Also see: Why I gave your paper a Strong Accept.
I'm almost done reviewing papers for another conference, so you know what that means -- time to blog.
I am starting to realize that trying to educate individual authors through my witty and often scathing paper reviews may not be scaling as well as I would like. I wish someone would teach a class on "How to Write a Decent Goddamned Scientific Paper", and assign this post as required reading. But alas, I'll have to make do with those poor souls who stumble across this blog. Maybe I'll start linking this post to my reviews.
All of this has probably been said before (strong reject) and possibly by me (weak accept?), but I thought I'd share some of the top reasons why I tend to shred papers that I'm reviewing.
(Obligatory disclaimer: This post represents my opinion, not that of my employer. Or anyone else for that matter.)
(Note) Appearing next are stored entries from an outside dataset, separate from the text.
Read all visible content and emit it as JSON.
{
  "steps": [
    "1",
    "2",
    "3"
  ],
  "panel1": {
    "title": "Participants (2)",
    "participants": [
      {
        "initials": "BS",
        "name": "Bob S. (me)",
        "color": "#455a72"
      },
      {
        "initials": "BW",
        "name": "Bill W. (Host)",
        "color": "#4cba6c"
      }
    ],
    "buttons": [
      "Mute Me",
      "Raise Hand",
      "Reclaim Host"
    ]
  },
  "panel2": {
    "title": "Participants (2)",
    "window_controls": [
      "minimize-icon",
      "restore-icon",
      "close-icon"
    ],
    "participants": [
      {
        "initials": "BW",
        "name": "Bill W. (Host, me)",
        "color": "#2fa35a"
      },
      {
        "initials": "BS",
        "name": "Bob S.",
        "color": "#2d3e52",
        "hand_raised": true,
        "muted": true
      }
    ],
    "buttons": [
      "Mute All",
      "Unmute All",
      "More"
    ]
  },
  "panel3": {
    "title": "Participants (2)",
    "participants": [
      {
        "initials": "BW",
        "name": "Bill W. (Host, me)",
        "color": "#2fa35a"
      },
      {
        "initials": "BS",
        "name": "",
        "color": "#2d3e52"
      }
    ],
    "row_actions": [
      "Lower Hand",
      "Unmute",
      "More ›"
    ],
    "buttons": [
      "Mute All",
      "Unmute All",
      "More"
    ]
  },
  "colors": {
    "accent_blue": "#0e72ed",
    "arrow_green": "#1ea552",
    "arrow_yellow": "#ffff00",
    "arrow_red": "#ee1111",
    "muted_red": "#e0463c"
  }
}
The abstract and intro suck. By the time I'm done reading the first page of the paper, I've more or less decided if I'm going to be reading the rest in a positive or negative light. In some cases, I won't really read the rest of the paper if I've already decided it's getting The Big SR. Keep in mind I've got a pile of 20 or 30 other papers to review, and I'm not going to spend my time picking apart the nuances of your proofs and evaluation if you've bombed the intro.
Lots of things can go wrong here. Obvious ones are pervasive typos and grammatical mistakes. (In some cases, this is tolerable, if it's clear the authors are not native English speakers, but if the writing quality is really poor I'll argue against accepting the paper even if the technical content is mostly fine.) A less obvious one is not clearly summarizing your approach and your results in the abstract and intro. Don't make me read deep into the paper to understand what the hell you're doing and what the results were. It's not a Dan Brown novel -- there's no big surprise at the end.
The best papers have really eloquent intros. When I used to write papers, I would spend far more time on the first two pages than anything else, since that's what really counts. The rest of the paper is just backing up what you said there.
Diving into your solution before defining the problem. This is a huge pet peeve of mine. Many papers go straight into the details of the proposed solution or system design before nailing down what you're trying to accomplish. At the very least you need to spell out the goals and constraints. Better yet, provide a realistic, concrete application and describe it in detail. And tell me why previous solutions don't work. In short -- motivate the work.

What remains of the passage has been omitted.